Sunday, November 28, 2010

Chaleira elétrica

Quem já não queimou um "Rabo quente" ligando ele na tomada, antes de colocar a coisa dentro da água, que seja honesto e assuma que era do tipo que fazia absolutamente nada, quando acampar seria melhor do que ficar num confortável hotel. Rachar a gasolina, acordar com as formigas, tropeçar nas cordinhas das outras barracas, dividir banheiro, minha juventude foi linda. Os ingleses sempre precisaram de muita água quente pra fazer os chás deles, usar gás pra esquentar água não parecia ser a maneira mais rápida e econômica então, faz muitos anos, inventaram um rabo quente que vem dentro de uma chaleira. Chamam de kettle. Já é possível comprar uma kettle no Brasil, não preciso mais ocupar espaço da minha mala, quando em férias, levando as tão corriqueiras chaleiras elétricas de presente. As kettles fazem parte da cultura inglesa, e colocam somente água pra esquentar. Lembrei de uma vez que uma amiga de alguém, usou a "primitiva maneira de esquentar água em barracas" pra fazer um nescauzinho matutino, o bichinho tava com fome, faz mais de trinta anos e ainda não perdoei a criatura.

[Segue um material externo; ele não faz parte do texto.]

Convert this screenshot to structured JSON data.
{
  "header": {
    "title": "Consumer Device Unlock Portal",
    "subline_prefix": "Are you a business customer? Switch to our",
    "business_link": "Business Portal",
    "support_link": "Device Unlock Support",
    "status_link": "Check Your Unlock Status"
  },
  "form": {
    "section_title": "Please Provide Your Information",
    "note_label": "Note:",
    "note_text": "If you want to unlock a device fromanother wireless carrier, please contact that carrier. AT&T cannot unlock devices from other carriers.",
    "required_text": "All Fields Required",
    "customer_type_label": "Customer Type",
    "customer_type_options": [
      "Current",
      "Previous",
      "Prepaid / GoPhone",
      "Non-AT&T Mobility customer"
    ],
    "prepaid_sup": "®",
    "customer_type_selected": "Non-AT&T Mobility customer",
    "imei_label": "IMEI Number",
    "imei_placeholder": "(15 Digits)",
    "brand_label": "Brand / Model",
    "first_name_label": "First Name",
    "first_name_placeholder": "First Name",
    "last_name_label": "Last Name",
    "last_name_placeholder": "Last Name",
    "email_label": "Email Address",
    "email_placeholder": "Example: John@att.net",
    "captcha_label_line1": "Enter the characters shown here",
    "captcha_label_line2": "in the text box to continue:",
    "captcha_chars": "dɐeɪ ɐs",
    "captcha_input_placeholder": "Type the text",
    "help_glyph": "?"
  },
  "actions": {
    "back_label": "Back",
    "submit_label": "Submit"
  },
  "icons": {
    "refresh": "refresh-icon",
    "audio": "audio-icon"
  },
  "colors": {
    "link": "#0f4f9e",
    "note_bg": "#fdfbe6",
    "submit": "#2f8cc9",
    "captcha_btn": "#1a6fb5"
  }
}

Thursday, November 25, 2010

Jewellery

A casa Masson, foi a joalheria mais confiável da cidade que nasci. Fiquei todo orgulhoso de poder ter comprado, naquele estabelecimento comercial, uns trecos de ouro pra uma namorada, antes da empresa fechar as portas. Muitos anos mais tarde, já em Londres, na esquina de onde morava, pude ver uma imensa loja Maçon, muito maior do que a que vendia anéis, brincos e espelhinhos em geral. Na verdade, demorei pra descobrir o que o imponente prédio fazia na esquina, do que se alimentava, pra que existia. Meu inglês deu uma melhorada, e descobri que existiriam jóias de pessoas dentro, pelo menos esta seria a fantasia deles. Na vida, tive o desprazer de tentar conversar com dois, não responderam a nenhuma pergunta que fiz, com os requintes que o sadismo permite. A loja Maçonenta da esquina, é a "catedral" na Inglaterra. Que os Maçonautas perdoem minha blasfêmia, e que me permitam dizer que o tio Nietzsche influenciou, o quanto pode, a religião, seita, ou a ovelhenta coisa que a filosofia egocentrada deseja ser. Escrevi o que penso, nenhum Maçon terá como me contrariar, faz parte da divina superioridade intelectual deles, eu humildemente entendo.

Monday, November 22, 2010

O Grande Fedor

A história de Londres tem passagens mal cheirosas, nenhuma tão literal quanto a do Great Stink. O problema começou nos anos 1840, quando as modernudas, descargas dos vasos sanitários começaram a funcionar no centro da cidade. Ingenuamente, trataram esse tipo de esgoto como o inocente pluvial, e usavam os mesmos canos que levavam a água da chuva para o coitado do rio Tâmisa. A cólera apareceu, matou milhares de londrinos por dezoito anos, até que aconteceu o verão de 1858. Foi um verão de temperaturas mais elevadas que o normal então, toda a podridão do Tâmisa se fez presente no ar que os membros do parlamento respiravam. Resultado: aprovaram, em tempo record, verbas para a construção de uma via especial para este tipo de esgoto, uma central de tratamento, e deram mais atenção aos entendidos que imploravam alguma solução para o problema, que julgavam ser a causa das mortes frequentes. Os túneis, e a usina de tratamento cloacal funcionam até hoje. O povo não teria como fazer nenhum tipo de protesto, a coisa foi resolvida, porque ardeu nos narizes dos, nem sempre perfumados, parlamentares.

Monday, November 15, 2010

Dona Virginia

Depois que descobri que as placas redondas são comuns, fico sempre procurando alguma. Elas me fazem dar uma viajada no tempo e imaginar como seria a vida das pessoas com os nomes gravados nelas, e que viveram na mesma cidade que me adotou. Achei uma dessas placas bem pertinho de onde moro, foi onde Virginia morou, depois que Bernard Shaw foi pra outro lugar. Os caras escreviam à mão, meio na penumbra, o fog londrino ainda existia, imagino que tiravam as ideias do além, e este além era numa casa parecida com a minha, que fica tão perto, e ao mesmo tempo completamente longe. Tento, tento, e não consigo entender. Na verdade, sou mais fã de Leonard Woolf, que conseguiu ficar casado com a dona Virginia, enquanto ela pôde permanecer viva.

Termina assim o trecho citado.